Palavras-chave: hart; dworkin; discricionariedade

Abstract: The Hart-Dworkin debate is organized around one of the deepest questions in philosophy of law,  the relationship between legality and morality as well as the implication of this interpretation of the law and whether or not the discretion court. This text also profiles some of the conditions for the application of discretion, waving a critical perspective on the conceptual evolution and peculiarities of application of the principles, with emphasis on its role of rational argumentation and legal hermeneutics.

Keywords: hart, dworkin; discretion

Sumário: 1.A concepção de Hart; 2.A concepção de Dworkin; 3.  Conflito e Conclusão; Referências.

A CONCEPÇÃO DE HART

Ainda que confirme a impossibilidade de formular uma teoria que descreva todas as nuances do Direito, Hart se esforça em abarcar a inteireza do fenômeno jurídico, com o fito de preencher algumas lacunas de certas teorias jurídicas já que o problema de definições anteriores é que elas abrangem apenas alguns aspectos jurídicos, olvidando de outros  importantes.

Hart lança questões que estão presentes em todos os ordenamentos jurídicos existentes, quais sejam: Como o direito pode se diferenciar de ordens baseadas em ameaças e como se relaciona com essas?  Como se estabelece a tenuidade entre a obrigação jurídica e a moral? Em que condição uma conduta pode ser considerada como obrigatória ou facultativa? O direito pode ser considerado como uma união de regras? O que elas são e como surgem? (HART, 1986, p.10-18).

Hart afirma, contrariando a teoria que identifica o direito com ordens coercitivas, que não se pode impor ordens se não se dispõe de direito legítimo para tanto. Com efeito, o comando se baseia no respeito à obediência hierárquica existente nas relações interpessoais.
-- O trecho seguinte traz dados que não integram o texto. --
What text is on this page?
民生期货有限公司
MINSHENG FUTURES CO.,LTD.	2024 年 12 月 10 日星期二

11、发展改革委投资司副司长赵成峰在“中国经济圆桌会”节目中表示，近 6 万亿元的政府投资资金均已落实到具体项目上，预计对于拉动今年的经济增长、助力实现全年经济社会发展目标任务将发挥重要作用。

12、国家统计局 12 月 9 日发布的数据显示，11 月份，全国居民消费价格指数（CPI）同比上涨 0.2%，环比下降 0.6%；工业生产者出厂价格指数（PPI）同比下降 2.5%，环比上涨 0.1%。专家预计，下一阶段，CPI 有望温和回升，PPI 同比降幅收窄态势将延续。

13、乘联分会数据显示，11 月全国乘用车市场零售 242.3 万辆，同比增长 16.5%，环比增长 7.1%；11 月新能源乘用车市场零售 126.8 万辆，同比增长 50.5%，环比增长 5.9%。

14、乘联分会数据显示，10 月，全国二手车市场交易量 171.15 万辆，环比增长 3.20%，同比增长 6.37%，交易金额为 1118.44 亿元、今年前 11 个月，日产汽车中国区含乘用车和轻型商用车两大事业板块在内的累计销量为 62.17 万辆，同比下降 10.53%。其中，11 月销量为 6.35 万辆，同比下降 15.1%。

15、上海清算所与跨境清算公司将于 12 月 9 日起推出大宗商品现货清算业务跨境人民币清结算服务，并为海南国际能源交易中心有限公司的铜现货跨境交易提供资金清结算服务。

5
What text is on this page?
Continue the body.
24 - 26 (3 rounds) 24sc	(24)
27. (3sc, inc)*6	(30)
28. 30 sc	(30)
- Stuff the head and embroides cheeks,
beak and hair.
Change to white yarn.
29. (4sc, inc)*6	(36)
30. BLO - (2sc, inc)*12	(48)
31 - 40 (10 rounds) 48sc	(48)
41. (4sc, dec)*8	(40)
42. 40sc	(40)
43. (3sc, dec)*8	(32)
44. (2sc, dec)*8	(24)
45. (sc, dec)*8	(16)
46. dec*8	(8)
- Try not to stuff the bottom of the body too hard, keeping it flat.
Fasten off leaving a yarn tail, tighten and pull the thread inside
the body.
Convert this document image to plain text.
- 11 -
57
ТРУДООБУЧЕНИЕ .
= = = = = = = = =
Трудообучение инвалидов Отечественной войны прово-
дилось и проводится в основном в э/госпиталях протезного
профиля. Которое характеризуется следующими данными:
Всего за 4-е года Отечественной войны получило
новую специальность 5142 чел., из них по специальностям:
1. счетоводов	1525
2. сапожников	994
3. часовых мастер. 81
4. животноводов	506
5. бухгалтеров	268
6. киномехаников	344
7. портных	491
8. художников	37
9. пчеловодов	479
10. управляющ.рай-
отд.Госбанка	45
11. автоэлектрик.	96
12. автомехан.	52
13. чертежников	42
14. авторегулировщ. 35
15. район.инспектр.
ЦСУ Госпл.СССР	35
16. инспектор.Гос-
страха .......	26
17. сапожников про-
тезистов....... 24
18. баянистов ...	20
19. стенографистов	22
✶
Neste passo, a imposição de condutas por funcionários não é o método padrão do direito, daí existirem leis gerais e abstratas que dão conta das condutas sociais.

Primeiramente, para configurar uma regra, deve-se eleger determinada conduta como um padrão. As regras são concebidas e referidas como impondo obrigações quando a procura geral de conformidade com elas é insistente e a pressão social é grande sobre aqueles que se desviam delas.

 Em seguida, o autor expõe sua teoria da combinação de regras primárias de obrigação e secundárias de reconhecimento (HART, 1986, p. 89). A regra primária, que se define como aquela que estatui deveres e direitos e a secundária, que possibilita que sejam criadas as segundas, ao atribuir poderes.  Desta forma, para se chegar ao que seria direito, há de se efetivar a junção destas regras (HART, 1986, p. 103).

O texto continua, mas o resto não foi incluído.